Some 29,000 nonprofit clients rely on Blackbaud for help in managing their fundraising, accounting, online marketing and payment services. With a market cap of $2.6 billion, Blackbaud has a 13% return on equity and recently grew its quarterly earnings by some 33%.

In all, IWO provides investors access to nearly 1,200 stocks in a single, cost-effective ETF.

IWO trades at $129, giving it a market cap of $6.03 billion.

And it’s one of the best ways to get in on disruptive technologies like OBD before they go mainstream and take off.

I Need Your Help

I’m now working on an in-depth special report on artificial intelligence and the job losses it could cause in the near future. In it, I’ll show you some ways you can prepare yourself and your family for this potentially “jobless future.”

To help me with this report, I want to hear about your own experiences with automation on the job.

If you or a loved one has lost a job to automation, I want to hear your story. Get in touch by leaving a comment here on Facebook, sending me a message on Twitter or leaving a comment below.

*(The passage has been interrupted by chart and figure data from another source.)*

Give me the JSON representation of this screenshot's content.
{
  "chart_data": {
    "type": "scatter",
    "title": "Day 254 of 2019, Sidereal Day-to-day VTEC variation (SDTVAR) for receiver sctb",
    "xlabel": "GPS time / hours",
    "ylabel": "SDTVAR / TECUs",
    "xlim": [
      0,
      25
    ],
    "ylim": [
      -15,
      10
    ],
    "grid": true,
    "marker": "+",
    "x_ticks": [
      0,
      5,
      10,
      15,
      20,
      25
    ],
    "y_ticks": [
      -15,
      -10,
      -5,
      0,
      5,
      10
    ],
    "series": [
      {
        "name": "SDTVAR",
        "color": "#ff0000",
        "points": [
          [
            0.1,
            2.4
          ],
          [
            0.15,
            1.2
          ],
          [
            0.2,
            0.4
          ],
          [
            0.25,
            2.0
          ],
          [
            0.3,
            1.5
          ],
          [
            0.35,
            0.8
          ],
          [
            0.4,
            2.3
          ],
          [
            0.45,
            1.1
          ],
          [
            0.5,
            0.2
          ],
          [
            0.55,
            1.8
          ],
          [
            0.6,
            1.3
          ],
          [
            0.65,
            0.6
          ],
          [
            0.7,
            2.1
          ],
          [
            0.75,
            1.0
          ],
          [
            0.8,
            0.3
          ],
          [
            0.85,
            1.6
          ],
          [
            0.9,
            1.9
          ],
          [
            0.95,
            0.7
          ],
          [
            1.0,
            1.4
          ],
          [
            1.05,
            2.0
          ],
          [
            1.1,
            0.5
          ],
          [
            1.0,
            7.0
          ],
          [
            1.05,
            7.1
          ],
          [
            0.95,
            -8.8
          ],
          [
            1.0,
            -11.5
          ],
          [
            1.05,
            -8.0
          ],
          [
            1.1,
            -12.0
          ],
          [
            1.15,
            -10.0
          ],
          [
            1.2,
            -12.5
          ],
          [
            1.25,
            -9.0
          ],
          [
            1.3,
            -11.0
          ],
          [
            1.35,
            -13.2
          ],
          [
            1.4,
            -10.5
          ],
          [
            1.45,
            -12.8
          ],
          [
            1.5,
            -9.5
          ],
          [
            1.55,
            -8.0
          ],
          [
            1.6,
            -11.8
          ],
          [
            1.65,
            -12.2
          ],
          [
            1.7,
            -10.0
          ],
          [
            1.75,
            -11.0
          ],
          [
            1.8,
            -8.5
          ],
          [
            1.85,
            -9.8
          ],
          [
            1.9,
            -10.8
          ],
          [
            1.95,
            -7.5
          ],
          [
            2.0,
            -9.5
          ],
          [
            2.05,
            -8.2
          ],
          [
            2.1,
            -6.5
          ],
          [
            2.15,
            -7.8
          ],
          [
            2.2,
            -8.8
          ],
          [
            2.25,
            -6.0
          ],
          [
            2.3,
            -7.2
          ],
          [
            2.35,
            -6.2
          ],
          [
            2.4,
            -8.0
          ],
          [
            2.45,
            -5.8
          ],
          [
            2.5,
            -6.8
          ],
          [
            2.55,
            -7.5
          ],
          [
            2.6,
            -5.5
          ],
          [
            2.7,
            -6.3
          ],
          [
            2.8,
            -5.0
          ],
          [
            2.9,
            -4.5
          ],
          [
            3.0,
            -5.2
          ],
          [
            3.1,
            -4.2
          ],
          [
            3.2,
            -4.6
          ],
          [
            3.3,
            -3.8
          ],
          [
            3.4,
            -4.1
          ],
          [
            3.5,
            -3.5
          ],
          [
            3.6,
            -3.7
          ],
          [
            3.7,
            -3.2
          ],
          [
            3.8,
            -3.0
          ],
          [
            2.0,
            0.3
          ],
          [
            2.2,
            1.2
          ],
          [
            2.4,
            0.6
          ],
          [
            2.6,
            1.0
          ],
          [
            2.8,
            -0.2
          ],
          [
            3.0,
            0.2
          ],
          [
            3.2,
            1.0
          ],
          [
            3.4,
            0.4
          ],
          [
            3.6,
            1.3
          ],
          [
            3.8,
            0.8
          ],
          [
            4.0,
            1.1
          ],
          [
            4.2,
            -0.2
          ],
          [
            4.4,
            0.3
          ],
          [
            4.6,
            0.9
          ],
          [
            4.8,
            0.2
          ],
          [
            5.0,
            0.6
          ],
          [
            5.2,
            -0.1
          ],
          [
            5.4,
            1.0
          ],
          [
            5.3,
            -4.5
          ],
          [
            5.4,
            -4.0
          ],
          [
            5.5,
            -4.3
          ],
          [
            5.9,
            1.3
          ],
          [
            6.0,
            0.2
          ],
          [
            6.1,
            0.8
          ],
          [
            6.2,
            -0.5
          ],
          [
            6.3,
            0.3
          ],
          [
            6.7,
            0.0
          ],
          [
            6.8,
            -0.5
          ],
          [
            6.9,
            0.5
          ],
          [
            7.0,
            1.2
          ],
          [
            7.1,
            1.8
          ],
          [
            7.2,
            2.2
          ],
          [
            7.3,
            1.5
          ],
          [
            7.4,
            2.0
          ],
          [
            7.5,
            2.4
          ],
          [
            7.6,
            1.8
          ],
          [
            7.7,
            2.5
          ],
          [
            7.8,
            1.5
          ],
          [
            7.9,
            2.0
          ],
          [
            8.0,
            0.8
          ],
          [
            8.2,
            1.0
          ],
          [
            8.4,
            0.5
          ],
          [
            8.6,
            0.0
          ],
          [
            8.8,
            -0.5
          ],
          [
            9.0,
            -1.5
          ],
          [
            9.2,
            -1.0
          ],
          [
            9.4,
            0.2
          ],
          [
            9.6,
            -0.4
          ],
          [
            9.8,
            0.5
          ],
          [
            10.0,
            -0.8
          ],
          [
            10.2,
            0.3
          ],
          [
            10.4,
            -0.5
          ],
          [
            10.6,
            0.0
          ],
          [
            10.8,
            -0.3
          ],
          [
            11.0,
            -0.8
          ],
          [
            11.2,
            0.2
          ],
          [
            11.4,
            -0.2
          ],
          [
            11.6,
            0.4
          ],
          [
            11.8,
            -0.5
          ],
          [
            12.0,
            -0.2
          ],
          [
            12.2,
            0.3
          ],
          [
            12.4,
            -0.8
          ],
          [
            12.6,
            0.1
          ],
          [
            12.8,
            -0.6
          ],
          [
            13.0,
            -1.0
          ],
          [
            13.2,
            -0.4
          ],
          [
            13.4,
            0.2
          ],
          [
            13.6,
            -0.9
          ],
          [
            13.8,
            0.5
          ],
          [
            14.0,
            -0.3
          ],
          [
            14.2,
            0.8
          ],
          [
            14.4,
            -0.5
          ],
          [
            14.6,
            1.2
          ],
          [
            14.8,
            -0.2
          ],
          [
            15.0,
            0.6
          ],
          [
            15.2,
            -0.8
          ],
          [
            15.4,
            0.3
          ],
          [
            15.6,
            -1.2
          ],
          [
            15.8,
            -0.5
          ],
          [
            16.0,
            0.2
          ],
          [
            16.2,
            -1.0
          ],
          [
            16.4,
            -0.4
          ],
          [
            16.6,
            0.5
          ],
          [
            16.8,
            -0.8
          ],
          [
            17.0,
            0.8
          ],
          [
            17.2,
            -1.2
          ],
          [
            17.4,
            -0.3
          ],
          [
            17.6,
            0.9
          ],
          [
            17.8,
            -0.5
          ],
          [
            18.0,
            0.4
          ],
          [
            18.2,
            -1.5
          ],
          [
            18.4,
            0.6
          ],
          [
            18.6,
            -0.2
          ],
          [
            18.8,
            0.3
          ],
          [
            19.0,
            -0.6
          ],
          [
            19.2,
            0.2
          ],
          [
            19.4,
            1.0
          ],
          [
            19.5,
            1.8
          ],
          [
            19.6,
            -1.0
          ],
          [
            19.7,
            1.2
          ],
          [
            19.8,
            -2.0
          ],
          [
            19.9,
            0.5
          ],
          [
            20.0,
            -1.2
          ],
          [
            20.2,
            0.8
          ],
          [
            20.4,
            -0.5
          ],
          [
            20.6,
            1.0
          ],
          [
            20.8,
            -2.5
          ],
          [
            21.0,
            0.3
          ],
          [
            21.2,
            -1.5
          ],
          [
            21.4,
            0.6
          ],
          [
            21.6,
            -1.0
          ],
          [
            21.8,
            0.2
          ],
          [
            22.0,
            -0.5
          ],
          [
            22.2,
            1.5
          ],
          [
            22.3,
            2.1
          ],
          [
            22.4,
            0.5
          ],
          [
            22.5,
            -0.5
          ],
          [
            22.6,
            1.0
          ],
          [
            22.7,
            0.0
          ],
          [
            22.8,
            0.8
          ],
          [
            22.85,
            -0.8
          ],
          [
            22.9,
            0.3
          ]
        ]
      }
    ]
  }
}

3 Responses to How to Cash In on the Tech That Could Help 50 Million Drivers Save Money

  1. prdoucette says:

    I do not disagree that OBDs and the IoTs is going to grow but while you extol how ones good driving habits might save a driver money on their insurance you fail to mention the very real privacy issues the use of OBDs is creating. Insurance companies are pushing OBDs as a way to save on insurance but what they are not telling insureds is that they are expecting to boost their profits by selling the data they collect for their insureds OBDs, in the same way that Google is making huge profits from the data they collect from anyone who uses Google. I do not begrudge companies making money but without a legal framework that protects the privacy of individuals and gives individuals the right to review and contest any information a company collects using an OBD in at least the same way an individual can now review their credit history, the unrestricted use of OBDs is opening Pandora’s Box. I suspect their are lawyers licking their chops thinking of the legal fees they will make from leaks or hacks of data companies collect via OBDs.

  2. Gloria H. Lyon says:

    I need to study this longer. I better get back to you this weekend. How much time shall I allow for your part of the work? What I read was interesting but I need to read it all, but not now. I am in favor of the protection phase of it. The question is, can I absorb it all? Is this the best plan for me? I will contact my grandson for advice in the meantime. He is an Engineer with Apple Computers. Thanks for opening my eyes to the possibilities.

  3. natesh india says:

    Mike, These stories of job losses due to technology is open secret.I have been reading stories of how jobs are lost due to shut down – Walmart, , burger king franchise(Buffet stock) In New York area, a retailer (heinz)closing one of it’s plants in wisconsin and a public radio station is shutting down in Canada. the reason is obviously fallout of rising e-commerce, streaming online vidoes, news, and B2c retailers. However in my country no job losses yet.
    Because Robotics, M2M is slow adoption in third world countries.
    But goes without saying that it is only the middle class and labourers in Developed nations are really losing their share of income pie. Only CEO’s are making tonnes.
    Modern technology will create newer jobs for millenials while Gen X and Y (40s and 50s age group) will lose unless their employees are kind enough to subsidise their skill development expenses.